WASHINGTON: A delicate but exquisitely preserved skull of a crow-sized bird with a scythe-like beak that inhabited Madagascar 68 million years ago is showing scientists that they have a lot of learn about avian diversity during the age of dinosaurs.

Scientists on Wednesday said the bird, called Falcatakely forsterae, possessed a face unlike any other known bird from the age of dinosaurs – the Mesozoic Era – not only because of the beak shape but because of its underlying anatomy.

Its beak looked superficially like that of a small toucan though the two species are not closely related. While modern birds exhibit a great variety of beak shapes – from the sword-billed hummingbird to the rhinoceros hornbill – little such diversity had been discovered among Mesozoic birds.

Falcatakely’s 3.5-inch (9-cm) skull remains partially embedded in rock because the scientists did not want to risk harming it. Instead they analyzed it using sophisticated scanning and digital reconstruction. Only its skull was found.

“Amazing, small, delicate, fragile, challenging to study – all at the same time,” said Ohio University anatomy professor Patrick O’Connor, lead author of the research published in the journal Nature.
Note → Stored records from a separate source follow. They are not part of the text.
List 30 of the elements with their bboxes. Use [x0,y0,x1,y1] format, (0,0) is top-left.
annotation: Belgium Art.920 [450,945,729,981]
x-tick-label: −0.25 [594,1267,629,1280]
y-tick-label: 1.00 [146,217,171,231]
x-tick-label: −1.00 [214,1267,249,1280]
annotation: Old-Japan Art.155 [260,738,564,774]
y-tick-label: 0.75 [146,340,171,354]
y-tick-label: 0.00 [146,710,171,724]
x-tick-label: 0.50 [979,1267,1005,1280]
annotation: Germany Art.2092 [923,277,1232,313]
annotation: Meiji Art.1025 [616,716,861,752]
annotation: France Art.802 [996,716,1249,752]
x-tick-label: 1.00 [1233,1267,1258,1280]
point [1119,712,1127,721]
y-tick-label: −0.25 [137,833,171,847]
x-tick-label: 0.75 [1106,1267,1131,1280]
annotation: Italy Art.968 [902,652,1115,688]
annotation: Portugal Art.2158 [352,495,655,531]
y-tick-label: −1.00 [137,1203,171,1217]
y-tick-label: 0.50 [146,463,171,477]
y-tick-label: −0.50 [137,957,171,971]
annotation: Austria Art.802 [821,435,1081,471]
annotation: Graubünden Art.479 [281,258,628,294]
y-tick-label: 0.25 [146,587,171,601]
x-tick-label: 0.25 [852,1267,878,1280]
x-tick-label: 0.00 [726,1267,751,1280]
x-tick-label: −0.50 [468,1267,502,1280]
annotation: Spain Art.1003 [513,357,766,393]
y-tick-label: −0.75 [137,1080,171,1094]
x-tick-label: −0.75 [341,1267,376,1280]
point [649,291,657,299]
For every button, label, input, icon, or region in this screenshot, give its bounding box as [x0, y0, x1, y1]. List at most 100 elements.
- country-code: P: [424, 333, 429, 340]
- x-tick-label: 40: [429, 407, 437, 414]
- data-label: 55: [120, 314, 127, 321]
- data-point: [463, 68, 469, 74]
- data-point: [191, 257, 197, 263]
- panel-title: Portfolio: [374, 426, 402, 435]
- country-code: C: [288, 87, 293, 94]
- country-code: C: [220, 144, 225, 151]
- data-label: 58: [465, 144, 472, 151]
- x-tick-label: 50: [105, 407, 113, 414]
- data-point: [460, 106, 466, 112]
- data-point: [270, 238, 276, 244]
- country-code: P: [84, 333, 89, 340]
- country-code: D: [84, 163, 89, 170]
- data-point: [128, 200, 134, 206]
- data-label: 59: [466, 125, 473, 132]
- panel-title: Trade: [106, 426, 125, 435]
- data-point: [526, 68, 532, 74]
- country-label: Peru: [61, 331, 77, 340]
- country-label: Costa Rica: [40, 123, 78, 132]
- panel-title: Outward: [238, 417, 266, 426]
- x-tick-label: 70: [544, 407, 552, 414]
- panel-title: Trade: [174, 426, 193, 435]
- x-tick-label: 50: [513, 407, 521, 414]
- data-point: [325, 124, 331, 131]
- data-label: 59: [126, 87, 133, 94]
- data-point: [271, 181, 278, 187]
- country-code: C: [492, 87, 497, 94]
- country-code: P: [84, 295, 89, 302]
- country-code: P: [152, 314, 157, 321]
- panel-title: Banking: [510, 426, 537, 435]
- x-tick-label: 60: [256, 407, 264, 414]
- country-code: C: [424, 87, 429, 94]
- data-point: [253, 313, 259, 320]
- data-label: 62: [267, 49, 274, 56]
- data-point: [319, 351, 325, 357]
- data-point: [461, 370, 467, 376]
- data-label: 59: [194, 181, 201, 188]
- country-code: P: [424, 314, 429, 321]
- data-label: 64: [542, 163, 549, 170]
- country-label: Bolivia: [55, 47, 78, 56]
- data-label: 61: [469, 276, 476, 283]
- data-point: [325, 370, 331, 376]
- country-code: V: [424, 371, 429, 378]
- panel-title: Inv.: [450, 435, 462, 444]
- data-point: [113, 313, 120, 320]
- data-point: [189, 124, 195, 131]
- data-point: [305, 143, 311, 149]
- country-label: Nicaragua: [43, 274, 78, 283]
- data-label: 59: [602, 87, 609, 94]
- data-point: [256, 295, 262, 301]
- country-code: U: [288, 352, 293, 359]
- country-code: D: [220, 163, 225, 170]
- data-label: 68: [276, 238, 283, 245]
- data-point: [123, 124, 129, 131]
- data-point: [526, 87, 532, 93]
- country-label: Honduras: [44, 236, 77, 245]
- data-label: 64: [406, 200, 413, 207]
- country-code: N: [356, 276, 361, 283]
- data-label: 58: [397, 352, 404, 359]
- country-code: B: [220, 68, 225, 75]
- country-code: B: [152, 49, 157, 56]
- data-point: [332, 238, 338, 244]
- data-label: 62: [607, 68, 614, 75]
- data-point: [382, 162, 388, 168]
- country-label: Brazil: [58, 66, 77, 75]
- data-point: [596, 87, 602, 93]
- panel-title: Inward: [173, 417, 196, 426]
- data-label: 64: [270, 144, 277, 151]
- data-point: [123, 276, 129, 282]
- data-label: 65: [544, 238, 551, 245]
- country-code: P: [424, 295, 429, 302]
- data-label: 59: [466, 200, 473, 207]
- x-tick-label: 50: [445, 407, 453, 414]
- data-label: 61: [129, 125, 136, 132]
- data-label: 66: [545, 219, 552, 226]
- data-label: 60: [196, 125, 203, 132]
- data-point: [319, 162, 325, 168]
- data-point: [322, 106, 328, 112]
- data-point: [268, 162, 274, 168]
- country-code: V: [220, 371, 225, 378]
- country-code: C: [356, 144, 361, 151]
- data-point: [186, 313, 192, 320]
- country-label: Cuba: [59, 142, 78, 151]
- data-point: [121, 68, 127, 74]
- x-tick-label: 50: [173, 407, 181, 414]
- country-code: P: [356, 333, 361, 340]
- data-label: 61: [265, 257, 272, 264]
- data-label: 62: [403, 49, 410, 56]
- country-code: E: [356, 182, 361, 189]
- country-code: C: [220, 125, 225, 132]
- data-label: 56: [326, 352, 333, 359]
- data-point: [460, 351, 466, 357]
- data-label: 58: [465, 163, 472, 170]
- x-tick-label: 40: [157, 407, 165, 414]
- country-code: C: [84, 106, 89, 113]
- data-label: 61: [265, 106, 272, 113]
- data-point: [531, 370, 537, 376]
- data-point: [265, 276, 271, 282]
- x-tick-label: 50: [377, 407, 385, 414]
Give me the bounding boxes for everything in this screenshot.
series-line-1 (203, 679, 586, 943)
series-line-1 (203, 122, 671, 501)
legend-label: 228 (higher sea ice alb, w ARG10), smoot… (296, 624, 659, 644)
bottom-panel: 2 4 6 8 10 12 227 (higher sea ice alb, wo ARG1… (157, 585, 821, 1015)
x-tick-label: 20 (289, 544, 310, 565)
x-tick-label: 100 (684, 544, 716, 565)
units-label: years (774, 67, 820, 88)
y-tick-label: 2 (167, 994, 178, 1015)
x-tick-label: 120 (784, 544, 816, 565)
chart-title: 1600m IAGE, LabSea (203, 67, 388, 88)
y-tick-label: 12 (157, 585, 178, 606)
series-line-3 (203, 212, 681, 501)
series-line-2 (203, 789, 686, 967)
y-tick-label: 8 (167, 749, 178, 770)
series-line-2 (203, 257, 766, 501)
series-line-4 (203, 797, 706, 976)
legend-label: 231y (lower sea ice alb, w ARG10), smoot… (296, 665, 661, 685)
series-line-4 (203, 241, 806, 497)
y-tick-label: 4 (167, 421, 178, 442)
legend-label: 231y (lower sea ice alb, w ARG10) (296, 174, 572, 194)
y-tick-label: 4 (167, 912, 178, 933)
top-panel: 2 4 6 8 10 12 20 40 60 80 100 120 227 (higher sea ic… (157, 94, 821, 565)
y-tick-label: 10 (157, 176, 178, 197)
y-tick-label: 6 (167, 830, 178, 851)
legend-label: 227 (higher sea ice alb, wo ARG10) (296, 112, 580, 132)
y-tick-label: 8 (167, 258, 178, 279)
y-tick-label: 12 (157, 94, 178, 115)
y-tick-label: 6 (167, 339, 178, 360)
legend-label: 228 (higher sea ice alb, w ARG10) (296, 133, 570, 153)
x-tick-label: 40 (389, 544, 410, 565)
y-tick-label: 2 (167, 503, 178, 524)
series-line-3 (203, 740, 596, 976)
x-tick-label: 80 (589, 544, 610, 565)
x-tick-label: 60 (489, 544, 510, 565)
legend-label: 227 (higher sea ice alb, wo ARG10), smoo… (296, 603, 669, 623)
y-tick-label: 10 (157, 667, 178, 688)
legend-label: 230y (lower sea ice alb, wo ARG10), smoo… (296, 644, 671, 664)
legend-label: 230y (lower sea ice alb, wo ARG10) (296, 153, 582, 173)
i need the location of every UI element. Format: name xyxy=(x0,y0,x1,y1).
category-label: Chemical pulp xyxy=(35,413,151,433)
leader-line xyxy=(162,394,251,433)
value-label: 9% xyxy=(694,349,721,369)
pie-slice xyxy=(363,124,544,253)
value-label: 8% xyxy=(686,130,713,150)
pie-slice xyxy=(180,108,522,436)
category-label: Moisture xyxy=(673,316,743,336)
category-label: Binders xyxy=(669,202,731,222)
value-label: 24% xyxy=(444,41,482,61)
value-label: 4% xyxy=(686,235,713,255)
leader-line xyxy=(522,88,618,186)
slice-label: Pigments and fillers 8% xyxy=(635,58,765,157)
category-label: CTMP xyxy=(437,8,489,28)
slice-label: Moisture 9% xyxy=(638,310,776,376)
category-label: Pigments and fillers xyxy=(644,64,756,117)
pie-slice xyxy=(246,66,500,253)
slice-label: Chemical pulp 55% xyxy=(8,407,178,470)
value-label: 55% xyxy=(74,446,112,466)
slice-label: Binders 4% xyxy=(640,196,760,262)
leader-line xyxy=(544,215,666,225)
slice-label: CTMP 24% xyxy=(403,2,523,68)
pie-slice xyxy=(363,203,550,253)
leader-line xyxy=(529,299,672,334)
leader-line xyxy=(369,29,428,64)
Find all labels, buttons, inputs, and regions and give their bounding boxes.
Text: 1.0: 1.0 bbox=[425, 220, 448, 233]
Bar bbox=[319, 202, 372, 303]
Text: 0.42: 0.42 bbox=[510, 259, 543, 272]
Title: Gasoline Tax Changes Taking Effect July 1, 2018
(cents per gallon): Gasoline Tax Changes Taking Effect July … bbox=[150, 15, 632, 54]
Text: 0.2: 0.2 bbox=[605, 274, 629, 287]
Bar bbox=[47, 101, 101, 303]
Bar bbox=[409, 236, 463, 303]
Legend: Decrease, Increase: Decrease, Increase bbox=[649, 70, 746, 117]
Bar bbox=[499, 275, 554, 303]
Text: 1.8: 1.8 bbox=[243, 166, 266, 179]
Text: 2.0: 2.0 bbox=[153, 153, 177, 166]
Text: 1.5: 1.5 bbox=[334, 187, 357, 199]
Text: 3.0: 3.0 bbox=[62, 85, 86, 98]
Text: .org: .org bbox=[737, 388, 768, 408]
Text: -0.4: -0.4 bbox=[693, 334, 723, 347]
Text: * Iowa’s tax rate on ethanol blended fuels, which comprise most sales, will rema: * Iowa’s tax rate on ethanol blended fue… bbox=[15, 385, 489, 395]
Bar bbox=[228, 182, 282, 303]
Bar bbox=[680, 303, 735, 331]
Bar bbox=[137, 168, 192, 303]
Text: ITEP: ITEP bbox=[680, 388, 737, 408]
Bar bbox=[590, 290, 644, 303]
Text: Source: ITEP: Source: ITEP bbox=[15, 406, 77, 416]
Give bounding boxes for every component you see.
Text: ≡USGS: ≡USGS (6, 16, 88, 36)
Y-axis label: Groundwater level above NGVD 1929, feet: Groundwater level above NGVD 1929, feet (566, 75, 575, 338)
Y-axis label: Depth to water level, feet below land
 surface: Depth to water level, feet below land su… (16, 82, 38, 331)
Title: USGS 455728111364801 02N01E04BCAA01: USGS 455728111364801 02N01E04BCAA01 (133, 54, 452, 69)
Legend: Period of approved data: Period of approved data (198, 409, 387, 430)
“Bird fossils are particularly rare in part because they have such delicate skeletons. Hollow bones aren’t great at surviving the fossilization process,” added paleontologist and study co-author Alan Turner of Stony Brook University in New York.

“Because of this, we need to be aware that we are probably under-sampling the Mesozoic diversity of birds. A newly discovered species like Falcatakely provides a taste of the tantalizing possibility of a greater diversity of form waiting to be discovered,” Turner said.

Birds evolved from small feathered dinosaurs about 150 million years ago. Early birds retained many ancestral features including teeth. The Falcatakely fossil has a single conical tooth in the front part of the upper jaw. Falcatakely probably had a small number of teeth in life.

It belonged to an avian group, enantiornithines, that did not survive the mass extinction event 66 million years ago, ending the Cretaceous Period.

“Unlike the earliest birds such as Archaeopteryx, which in many ways still looked dinosaurian with their long tails and unspecialized snouts, enantiornithines like Falcatakely would have looked relatively modern,” Turner said.

It was in the underlying skeletal structure where its differences were more apparent, O’Connor added, with more similarities to dinosaurs like Velociraptor than modern birds.